West Township is a township in Huntingdon County, Pennsylvania, United States.  The population was 521 at the 2020 census.

Geography
According to the United States Census Bureau, the township has a total area of 31.0 square miles (80.3 km), of which 31.0 square miles (80.3 km)  is land and 0.04 square mile (0.1 km)  (0.06%) is water.

Demographics

As of the census of 2000, there were 528 people, 203 households, and 155 families residing in the township.  The population density was 17.0 people per square mile (6.6/km).  There were 287 housing units at an average density of 9.3/sq mi (3.6/km).  The racial makeup of the township was 99.24% White, 0.19% Native American, 0.19% Asian, 0.38% from other races.

There were 203 households, out of which 30.0% had children under the age of 18 living with them, 70.4% were married couples living together, 3.9% had a female householder with no husband present, and 23.2% were non-families. 21.2% of all households were made up of individuals, and 8.4% had someone living alone who was 65 years of age or older.  The average household size was 2.60 and the average family size was 3.04.

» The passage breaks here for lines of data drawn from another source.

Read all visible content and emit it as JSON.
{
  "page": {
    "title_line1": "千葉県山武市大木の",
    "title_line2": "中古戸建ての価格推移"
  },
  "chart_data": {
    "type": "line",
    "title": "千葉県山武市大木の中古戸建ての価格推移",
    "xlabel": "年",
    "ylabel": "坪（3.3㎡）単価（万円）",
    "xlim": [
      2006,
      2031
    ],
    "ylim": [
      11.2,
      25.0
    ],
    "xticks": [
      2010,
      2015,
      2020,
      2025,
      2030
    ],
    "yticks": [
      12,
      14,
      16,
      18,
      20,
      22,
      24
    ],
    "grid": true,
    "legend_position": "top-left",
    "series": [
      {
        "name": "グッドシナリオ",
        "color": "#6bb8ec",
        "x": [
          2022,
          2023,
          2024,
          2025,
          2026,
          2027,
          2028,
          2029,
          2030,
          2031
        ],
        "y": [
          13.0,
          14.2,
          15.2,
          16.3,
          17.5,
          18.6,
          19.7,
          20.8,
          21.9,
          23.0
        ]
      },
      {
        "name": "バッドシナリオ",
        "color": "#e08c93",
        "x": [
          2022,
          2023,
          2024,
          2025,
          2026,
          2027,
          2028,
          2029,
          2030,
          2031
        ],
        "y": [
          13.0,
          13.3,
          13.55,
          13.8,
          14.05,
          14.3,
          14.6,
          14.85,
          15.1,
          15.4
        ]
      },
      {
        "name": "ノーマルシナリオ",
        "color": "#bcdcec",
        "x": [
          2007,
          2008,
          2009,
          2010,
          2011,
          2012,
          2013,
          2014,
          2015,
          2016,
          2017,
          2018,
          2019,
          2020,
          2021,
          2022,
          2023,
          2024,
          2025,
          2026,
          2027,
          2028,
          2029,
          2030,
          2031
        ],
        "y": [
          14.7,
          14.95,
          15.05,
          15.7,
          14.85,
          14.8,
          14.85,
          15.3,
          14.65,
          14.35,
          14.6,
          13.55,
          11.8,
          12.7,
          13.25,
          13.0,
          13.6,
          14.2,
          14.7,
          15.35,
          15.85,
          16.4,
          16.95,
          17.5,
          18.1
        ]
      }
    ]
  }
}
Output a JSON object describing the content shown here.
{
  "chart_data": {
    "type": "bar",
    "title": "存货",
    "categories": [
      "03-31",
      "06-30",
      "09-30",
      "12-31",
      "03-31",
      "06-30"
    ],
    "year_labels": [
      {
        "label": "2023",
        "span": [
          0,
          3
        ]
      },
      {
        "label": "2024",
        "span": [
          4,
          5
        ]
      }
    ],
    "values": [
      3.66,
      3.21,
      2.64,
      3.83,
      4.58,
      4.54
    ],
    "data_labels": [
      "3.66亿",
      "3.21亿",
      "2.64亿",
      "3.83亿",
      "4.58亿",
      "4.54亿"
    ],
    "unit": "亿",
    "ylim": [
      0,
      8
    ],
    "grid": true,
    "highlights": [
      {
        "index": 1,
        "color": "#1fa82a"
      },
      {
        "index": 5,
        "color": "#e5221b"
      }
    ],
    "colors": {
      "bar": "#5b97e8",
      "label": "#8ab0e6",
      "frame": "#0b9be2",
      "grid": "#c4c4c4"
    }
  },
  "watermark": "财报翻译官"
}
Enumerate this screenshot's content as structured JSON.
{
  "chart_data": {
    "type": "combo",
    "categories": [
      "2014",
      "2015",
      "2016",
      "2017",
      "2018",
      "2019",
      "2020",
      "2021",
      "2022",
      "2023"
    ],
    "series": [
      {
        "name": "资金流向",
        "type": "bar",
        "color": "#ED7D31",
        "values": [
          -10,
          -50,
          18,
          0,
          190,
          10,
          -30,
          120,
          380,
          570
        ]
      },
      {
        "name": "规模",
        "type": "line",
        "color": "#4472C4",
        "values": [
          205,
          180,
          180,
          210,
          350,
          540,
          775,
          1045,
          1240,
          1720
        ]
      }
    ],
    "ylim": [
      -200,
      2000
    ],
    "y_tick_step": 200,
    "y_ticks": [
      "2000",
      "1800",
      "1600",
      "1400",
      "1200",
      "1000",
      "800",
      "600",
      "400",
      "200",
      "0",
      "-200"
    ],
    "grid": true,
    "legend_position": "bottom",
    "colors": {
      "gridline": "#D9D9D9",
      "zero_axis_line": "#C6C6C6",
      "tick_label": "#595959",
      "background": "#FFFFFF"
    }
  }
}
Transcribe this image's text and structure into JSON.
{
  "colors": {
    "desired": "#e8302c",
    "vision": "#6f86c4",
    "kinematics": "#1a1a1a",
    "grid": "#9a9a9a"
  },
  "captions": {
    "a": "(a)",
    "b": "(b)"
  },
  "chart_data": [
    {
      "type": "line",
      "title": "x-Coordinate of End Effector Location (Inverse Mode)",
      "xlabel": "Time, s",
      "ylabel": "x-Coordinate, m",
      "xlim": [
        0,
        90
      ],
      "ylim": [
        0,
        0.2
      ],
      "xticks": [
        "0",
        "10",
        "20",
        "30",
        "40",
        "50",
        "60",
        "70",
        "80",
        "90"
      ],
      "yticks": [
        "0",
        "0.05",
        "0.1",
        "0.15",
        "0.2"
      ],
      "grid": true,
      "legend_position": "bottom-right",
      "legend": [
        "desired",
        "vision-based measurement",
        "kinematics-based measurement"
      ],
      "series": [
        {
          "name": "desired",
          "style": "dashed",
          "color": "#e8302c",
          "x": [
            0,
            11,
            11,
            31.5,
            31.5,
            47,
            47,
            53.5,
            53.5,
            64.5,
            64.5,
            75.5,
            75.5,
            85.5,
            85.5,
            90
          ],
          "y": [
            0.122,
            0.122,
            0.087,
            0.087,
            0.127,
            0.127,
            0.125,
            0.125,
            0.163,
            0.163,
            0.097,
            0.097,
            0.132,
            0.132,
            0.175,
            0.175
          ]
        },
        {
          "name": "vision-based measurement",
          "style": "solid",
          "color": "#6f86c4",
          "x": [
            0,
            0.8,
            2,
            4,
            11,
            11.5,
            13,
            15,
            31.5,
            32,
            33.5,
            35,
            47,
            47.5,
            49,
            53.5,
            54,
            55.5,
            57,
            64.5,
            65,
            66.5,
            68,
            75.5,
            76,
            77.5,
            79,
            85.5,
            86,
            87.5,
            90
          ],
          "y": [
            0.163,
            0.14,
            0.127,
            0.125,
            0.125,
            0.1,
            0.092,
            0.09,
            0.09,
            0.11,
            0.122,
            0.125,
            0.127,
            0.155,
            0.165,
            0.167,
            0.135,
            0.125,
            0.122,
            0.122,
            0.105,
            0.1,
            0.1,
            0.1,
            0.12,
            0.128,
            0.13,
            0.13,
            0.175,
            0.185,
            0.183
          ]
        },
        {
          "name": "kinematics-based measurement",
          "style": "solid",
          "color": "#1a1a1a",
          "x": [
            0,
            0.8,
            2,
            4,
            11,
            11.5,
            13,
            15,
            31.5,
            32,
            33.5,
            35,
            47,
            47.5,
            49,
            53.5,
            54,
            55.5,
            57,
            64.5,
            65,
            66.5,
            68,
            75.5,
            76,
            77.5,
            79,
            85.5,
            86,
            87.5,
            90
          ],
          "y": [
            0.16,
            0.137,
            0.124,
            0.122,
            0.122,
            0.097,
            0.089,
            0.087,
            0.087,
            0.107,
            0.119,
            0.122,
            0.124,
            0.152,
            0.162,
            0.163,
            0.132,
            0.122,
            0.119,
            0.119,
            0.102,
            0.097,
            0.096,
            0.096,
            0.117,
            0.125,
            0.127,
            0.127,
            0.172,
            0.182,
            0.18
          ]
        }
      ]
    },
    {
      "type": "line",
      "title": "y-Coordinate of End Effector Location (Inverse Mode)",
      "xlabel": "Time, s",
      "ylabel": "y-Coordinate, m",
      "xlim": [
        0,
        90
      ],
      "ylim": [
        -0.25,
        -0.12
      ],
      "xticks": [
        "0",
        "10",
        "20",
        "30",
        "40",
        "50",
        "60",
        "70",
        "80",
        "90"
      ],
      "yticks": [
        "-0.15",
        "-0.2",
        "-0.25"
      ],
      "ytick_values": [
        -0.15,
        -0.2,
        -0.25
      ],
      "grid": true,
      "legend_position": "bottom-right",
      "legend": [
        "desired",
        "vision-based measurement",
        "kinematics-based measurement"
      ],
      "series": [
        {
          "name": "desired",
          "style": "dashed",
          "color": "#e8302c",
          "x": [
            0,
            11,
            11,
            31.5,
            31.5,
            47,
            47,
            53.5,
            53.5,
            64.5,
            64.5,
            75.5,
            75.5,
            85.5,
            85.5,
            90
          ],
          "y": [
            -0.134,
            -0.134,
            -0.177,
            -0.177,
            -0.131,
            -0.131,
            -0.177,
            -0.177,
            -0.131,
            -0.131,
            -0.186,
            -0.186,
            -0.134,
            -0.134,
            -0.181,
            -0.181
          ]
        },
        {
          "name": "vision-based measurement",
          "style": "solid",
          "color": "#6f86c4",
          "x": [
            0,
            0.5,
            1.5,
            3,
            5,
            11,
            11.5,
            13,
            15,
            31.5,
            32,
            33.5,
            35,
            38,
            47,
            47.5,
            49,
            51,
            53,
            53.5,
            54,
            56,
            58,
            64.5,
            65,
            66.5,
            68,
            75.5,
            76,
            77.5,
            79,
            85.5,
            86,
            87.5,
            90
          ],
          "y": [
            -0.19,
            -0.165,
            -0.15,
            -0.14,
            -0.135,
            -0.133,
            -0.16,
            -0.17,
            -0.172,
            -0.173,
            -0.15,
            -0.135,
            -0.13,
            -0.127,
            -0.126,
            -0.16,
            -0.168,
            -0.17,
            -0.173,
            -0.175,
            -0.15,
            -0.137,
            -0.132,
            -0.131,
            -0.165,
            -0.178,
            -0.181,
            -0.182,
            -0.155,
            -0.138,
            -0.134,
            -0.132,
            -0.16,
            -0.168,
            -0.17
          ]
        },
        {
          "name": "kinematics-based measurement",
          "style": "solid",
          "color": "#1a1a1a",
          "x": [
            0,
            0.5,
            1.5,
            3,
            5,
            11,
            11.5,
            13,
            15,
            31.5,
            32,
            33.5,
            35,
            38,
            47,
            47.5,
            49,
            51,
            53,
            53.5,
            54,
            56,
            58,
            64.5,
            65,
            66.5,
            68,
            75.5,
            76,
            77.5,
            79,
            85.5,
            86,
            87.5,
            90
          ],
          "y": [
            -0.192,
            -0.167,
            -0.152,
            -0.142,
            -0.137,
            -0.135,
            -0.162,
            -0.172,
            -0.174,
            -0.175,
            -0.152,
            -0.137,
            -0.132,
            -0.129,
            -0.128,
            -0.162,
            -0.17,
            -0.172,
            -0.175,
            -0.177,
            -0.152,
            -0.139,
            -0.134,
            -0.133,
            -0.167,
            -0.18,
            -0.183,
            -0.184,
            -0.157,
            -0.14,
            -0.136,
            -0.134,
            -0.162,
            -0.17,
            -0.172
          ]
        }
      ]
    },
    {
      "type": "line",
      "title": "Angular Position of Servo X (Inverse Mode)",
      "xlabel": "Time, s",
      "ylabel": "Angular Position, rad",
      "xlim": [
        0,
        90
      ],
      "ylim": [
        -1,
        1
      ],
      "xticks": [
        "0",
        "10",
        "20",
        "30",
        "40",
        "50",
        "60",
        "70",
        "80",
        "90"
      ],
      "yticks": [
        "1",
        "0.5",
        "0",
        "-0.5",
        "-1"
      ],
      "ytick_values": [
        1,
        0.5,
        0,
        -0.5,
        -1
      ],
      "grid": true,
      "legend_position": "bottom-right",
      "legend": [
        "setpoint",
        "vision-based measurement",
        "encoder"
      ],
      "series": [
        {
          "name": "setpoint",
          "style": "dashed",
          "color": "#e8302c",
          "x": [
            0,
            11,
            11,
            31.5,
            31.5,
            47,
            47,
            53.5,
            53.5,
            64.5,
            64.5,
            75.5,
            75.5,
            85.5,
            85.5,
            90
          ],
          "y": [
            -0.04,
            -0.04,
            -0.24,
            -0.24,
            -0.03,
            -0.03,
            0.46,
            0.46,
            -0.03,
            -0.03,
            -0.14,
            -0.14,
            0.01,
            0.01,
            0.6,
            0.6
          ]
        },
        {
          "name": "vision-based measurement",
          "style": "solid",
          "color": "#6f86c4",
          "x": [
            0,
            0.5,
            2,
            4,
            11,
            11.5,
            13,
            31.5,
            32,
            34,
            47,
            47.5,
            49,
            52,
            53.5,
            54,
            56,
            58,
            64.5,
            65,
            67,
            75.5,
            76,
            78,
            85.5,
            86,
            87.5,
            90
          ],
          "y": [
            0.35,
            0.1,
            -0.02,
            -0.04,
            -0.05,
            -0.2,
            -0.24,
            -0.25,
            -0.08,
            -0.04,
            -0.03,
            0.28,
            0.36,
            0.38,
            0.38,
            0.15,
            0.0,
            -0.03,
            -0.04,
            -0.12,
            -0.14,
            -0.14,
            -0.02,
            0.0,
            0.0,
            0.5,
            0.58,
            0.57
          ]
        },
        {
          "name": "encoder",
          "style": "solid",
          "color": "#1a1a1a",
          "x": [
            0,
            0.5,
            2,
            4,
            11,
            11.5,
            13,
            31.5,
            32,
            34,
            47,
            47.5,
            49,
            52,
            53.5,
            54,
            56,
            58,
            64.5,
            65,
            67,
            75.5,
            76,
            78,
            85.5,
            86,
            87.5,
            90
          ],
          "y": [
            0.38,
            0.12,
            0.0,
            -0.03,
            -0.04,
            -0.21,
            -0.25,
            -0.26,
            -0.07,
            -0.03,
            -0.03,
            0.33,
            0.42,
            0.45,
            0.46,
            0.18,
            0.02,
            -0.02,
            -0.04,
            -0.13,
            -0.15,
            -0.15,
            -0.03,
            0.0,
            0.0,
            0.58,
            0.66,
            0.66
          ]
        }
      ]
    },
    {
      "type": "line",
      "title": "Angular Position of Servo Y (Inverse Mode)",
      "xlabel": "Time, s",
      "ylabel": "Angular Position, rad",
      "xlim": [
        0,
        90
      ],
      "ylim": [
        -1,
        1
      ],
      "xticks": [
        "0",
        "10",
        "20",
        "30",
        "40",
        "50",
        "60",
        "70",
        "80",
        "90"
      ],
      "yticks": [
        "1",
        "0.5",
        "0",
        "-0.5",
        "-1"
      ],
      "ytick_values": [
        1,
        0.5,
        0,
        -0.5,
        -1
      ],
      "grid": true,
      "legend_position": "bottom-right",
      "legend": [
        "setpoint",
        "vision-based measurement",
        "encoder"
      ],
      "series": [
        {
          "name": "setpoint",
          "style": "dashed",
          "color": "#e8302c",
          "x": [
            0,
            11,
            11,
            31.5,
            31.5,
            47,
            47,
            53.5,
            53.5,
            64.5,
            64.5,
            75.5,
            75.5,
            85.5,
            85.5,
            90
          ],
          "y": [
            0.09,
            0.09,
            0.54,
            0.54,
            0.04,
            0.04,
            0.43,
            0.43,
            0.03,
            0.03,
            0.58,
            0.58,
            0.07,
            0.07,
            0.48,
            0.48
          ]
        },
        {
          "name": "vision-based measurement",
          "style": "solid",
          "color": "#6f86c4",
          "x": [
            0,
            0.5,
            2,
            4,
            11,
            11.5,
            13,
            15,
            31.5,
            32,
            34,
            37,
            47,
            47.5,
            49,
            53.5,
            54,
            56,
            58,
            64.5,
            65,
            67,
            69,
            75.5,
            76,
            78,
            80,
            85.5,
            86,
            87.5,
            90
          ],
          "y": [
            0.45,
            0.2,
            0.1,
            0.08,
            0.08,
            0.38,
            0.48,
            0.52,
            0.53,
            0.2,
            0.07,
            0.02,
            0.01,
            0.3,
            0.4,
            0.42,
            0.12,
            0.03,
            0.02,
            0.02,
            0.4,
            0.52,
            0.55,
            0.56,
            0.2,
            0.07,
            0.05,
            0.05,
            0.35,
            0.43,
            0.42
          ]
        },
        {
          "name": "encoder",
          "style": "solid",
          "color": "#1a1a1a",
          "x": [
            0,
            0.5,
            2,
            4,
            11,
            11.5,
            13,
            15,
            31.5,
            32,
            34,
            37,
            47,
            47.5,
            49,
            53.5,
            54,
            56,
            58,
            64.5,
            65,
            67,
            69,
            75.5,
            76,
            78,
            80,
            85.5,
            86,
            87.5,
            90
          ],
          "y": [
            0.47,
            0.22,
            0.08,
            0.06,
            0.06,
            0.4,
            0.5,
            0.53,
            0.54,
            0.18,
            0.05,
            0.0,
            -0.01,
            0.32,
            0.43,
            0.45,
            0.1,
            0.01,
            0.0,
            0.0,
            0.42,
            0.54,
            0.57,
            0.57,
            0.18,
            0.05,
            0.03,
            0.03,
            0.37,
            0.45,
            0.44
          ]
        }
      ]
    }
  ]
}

In the township the population was spread out, with 22.3% under the age of 18, 9.5% from 18 to 24, 28.2% from 25 to 44, 26.5% from 45 to 64, and 13.4% who were 65 years of age or older.  The median age was 38 years. For every 100 females, there were 97.8 males.  For every 100 females age 18 and over, there were 102.0 males.

The median income for a household in the township was $37,917, and the median income for a family was $43,672. Males had a median income of $29,271 versus $21,250 for females. The per capita income for the township was $17,910.  About 4.4% of families and 7.4% of the population were below the poverty line, including 8.1% of those under age 18 and 18.3% of those age 65 or over.